Am 5. November wählen die US-Amerikaner:innen ihren 60. Präsidenten. Doch die Kandidaten sind höchstwahrscheinlich alte Bekannte. Donald Trump gilt nach ersten Ergebnissen der Vorwahlen als wahrscheinlicher Kandidat der Republikanischen Partei. Trotz diverser Strafverfahren gegen Trump und der Streichung Trumps vom Wahlzettel in zwei Bundesstaaten, scheint seine innerparteiliche Konkurrenz in der Person von Nikki Haley, ihm nicht gefährlich zu werden. Die Zustimmungsraten von Trump und Biden sind jedoch beide negativ. Die Wähler:innen sind mehrheitlich gegen eine Kandidatur von Biden und Trump. Bei Biden spielt vor allem sein hohes Alter eine Rolle dabei. Die wichtigsten Themen im Wahlkampf werden vermutlich die wirtschaftliche Entwicklung und Migration sein. Die Folgen einer erneuten Präsidentschaft von Trump sind nicht abzusehen. Besonders für die europäische Außenpolitik und die Hilfen für die Ukraine hätte ein Sieg Trumps jedoch umfassende Auswirkungen.Neben den ausgewählten Wahlen, finden 2024 zahlreiche weitere Wahlen auf der Welt statt.
- Bei den Präsidentschaftswahlen in El Salvador am 4. Februar konnte Nayib Bukele erneut gewinnen. Die Wahlen stehen jedoch im Schatten seiner autokratischen Regierungsweise. Zudem darf ein Präsident in El Salvador eigentlich nicht wiedergewählt werden. Das Verfassungsgericht winkte Buekeles Kandidatur jedoch durch.
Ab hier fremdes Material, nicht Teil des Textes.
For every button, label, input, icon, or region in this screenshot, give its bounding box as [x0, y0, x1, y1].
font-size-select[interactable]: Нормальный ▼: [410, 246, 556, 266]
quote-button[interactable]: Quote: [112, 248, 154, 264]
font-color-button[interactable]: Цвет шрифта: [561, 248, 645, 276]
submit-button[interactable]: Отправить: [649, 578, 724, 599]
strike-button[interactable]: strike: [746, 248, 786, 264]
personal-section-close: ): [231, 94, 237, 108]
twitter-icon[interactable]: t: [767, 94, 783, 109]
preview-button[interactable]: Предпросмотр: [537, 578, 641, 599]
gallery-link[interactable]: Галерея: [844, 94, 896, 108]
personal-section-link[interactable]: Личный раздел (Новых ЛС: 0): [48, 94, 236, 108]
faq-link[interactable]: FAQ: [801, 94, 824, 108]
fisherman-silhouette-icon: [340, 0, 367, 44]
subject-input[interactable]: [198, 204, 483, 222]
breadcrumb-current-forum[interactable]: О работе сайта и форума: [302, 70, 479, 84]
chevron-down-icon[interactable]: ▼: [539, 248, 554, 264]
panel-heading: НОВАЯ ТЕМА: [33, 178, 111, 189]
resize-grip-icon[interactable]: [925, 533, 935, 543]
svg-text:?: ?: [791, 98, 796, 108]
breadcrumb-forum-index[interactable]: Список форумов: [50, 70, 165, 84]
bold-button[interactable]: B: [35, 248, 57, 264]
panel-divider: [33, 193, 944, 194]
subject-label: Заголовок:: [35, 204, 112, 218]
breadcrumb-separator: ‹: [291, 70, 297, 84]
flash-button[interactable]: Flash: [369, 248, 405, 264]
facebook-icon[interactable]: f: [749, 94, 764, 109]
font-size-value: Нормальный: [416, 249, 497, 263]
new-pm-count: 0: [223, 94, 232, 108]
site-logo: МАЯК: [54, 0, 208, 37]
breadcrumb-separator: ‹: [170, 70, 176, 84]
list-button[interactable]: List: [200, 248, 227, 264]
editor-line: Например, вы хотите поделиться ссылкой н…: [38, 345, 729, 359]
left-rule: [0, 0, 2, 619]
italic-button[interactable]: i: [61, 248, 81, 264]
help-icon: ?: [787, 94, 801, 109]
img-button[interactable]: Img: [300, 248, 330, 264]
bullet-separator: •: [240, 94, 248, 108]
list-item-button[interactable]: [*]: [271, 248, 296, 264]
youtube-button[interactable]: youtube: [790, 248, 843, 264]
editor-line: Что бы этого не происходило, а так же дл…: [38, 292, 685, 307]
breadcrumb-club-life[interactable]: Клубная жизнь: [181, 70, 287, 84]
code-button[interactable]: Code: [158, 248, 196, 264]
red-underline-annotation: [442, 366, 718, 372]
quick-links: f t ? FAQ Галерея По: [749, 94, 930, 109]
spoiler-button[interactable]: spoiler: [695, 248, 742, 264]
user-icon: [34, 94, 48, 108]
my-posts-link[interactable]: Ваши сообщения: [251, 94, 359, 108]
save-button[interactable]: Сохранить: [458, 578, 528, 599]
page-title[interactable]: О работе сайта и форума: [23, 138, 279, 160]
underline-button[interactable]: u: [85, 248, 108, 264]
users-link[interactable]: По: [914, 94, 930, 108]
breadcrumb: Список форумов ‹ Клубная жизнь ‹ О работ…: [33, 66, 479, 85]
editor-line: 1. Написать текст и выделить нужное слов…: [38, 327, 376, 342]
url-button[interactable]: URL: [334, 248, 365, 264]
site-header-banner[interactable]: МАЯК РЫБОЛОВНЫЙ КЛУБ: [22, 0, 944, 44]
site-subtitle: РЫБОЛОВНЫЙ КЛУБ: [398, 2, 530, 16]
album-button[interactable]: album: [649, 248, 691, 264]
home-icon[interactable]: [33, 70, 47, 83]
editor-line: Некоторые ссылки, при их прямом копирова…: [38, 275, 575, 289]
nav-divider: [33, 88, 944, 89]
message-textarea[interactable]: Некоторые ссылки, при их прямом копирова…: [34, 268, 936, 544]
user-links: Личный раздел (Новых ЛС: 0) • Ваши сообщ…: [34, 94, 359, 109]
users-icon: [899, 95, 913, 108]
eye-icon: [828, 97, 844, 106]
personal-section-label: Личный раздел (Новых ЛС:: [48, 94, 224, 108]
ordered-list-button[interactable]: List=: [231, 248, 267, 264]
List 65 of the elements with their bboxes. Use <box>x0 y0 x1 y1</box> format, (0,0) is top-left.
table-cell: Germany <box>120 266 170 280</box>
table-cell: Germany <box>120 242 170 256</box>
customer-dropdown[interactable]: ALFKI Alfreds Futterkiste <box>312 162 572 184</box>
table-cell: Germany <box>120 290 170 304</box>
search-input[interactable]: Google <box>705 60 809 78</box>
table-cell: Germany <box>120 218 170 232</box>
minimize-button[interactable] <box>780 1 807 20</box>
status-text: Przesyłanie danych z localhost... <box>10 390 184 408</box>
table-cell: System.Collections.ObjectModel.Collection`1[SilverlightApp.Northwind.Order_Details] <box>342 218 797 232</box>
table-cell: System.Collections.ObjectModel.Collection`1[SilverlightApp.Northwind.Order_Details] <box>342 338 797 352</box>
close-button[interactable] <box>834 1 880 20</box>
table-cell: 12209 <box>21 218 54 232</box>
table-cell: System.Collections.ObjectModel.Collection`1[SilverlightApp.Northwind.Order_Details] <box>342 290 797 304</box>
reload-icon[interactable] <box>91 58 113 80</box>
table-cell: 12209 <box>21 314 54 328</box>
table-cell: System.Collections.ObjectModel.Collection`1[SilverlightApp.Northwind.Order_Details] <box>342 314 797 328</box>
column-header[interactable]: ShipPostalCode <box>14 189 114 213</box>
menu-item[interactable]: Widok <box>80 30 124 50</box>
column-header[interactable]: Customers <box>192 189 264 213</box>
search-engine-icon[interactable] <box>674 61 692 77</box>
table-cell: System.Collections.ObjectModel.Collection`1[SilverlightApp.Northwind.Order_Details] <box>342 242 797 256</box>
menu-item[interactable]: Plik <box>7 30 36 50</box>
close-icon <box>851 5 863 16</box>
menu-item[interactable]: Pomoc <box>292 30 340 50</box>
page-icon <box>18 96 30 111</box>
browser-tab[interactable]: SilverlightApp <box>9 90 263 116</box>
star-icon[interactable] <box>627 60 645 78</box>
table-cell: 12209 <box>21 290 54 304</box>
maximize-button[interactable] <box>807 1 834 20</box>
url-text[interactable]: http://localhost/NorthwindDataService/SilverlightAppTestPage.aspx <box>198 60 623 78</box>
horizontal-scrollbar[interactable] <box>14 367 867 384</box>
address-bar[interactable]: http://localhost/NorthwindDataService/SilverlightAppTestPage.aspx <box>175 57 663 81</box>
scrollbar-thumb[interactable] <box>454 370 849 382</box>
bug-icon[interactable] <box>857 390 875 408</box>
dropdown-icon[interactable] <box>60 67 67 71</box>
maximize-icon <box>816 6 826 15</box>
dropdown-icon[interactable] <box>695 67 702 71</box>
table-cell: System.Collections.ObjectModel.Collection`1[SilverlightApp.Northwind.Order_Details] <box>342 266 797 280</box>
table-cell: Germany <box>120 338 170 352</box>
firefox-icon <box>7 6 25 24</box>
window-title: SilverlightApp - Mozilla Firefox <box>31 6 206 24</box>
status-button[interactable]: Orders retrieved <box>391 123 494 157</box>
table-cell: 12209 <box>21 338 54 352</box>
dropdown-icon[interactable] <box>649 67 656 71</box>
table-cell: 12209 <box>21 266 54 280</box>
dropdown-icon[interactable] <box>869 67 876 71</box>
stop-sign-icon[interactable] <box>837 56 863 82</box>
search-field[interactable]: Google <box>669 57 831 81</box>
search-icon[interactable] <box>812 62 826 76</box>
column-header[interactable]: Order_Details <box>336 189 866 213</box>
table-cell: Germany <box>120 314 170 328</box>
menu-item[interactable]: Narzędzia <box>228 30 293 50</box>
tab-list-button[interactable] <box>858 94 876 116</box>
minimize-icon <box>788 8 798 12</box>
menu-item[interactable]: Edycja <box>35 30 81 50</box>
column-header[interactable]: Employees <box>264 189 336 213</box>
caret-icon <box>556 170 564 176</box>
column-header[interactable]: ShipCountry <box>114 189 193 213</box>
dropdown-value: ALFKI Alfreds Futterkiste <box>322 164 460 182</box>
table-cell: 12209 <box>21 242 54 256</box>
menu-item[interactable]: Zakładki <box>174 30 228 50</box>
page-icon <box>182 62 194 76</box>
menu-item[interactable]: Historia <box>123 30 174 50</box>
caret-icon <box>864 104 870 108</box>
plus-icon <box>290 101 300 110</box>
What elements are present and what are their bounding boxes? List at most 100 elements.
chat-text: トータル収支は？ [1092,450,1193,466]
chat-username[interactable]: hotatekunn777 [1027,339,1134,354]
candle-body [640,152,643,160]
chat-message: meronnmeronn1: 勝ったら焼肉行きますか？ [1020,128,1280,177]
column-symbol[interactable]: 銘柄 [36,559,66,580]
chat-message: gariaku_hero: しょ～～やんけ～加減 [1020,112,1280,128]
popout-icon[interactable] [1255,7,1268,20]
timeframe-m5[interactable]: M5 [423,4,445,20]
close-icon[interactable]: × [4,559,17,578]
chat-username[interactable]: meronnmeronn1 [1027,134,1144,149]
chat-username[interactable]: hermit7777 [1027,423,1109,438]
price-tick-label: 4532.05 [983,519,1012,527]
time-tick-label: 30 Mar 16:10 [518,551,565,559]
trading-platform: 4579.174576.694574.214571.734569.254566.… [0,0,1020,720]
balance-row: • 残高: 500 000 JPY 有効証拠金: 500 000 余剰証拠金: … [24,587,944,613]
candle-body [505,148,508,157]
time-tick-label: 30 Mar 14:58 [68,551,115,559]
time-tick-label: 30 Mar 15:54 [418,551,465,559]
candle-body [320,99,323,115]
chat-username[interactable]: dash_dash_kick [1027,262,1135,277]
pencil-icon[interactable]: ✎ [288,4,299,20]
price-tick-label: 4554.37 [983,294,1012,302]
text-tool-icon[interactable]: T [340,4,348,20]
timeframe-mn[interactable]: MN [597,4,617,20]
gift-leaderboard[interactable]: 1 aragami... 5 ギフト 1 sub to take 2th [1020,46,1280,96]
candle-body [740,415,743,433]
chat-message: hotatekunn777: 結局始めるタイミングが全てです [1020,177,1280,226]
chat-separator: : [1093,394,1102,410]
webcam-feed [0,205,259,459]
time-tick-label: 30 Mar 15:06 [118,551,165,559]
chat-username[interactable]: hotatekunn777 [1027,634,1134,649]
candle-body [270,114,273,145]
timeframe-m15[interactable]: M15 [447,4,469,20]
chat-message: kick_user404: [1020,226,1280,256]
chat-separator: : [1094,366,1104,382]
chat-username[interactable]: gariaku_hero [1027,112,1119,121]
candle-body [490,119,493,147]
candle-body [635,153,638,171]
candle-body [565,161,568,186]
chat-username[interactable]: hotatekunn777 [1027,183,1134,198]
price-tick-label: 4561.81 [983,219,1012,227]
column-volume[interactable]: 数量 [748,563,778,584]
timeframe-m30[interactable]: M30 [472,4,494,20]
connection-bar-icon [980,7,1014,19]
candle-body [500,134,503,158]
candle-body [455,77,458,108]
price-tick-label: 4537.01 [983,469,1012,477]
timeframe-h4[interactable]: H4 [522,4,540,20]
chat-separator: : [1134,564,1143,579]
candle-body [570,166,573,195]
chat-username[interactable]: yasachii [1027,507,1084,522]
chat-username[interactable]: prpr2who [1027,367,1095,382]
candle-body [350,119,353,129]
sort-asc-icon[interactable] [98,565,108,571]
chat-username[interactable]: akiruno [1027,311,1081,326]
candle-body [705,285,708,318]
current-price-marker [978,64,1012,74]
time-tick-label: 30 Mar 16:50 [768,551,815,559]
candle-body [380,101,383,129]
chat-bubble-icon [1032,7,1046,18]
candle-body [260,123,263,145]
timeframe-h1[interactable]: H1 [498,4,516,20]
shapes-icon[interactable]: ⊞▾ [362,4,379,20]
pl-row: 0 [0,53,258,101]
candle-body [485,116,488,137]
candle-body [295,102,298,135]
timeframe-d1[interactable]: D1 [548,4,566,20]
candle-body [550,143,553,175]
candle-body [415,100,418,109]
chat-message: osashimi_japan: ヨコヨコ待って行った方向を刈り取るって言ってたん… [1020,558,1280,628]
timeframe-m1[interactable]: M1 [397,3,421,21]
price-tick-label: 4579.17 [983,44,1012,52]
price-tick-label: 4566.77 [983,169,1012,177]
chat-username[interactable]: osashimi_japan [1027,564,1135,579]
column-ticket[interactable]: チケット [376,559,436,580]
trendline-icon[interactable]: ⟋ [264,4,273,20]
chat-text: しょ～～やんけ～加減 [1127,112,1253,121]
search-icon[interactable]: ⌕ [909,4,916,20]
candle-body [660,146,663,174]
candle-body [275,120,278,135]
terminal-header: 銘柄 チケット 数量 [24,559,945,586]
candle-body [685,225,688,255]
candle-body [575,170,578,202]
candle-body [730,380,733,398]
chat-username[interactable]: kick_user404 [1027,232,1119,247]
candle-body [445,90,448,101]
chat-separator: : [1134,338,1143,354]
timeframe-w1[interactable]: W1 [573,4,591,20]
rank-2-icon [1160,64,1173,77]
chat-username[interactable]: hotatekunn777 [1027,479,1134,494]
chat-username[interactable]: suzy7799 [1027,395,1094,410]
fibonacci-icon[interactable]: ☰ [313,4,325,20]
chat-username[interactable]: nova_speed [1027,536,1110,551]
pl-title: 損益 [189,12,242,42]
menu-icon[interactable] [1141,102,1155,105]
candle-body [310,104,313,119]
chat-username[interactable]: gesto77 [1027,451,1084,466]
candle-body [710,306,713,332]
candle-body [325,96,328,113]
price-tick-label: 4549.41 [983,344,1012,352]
- In Pakistan haben am 8. Februar Parlamentswahlen stattgefunden. Zuvor war der ehemalige Premierminister Imran Khan zu einer Gefängnisstrafe verurteilt worden. Seine Partei, die PTI, durfte aufgrund eines Formfehlers nicht bei den Wahlen antreten. Zudem kehrte der ehemalige Premier Nawaz Sharif, der 2013 aufgrund von Enthüllungen in den Panama Papers aus dem Amt geschieden ist, zurück und trat für die Muslimliga Pakistans (PML-N) an. Trotz der Unterstützung der mächtigen Militärs scheinen allerdings unabhängige Kandidat:innen der PTI eine Mehrheit gewonnen zu haben. Der Einfluss der Militärs vor und während der Wahlen kam in der Bevölkerung nicht gut an. Sowohl Sharif als auch Khan beanspruchen den Wahlsieg für sich, die Bildung einer Regierung dürfte sich als schwierig gestalten.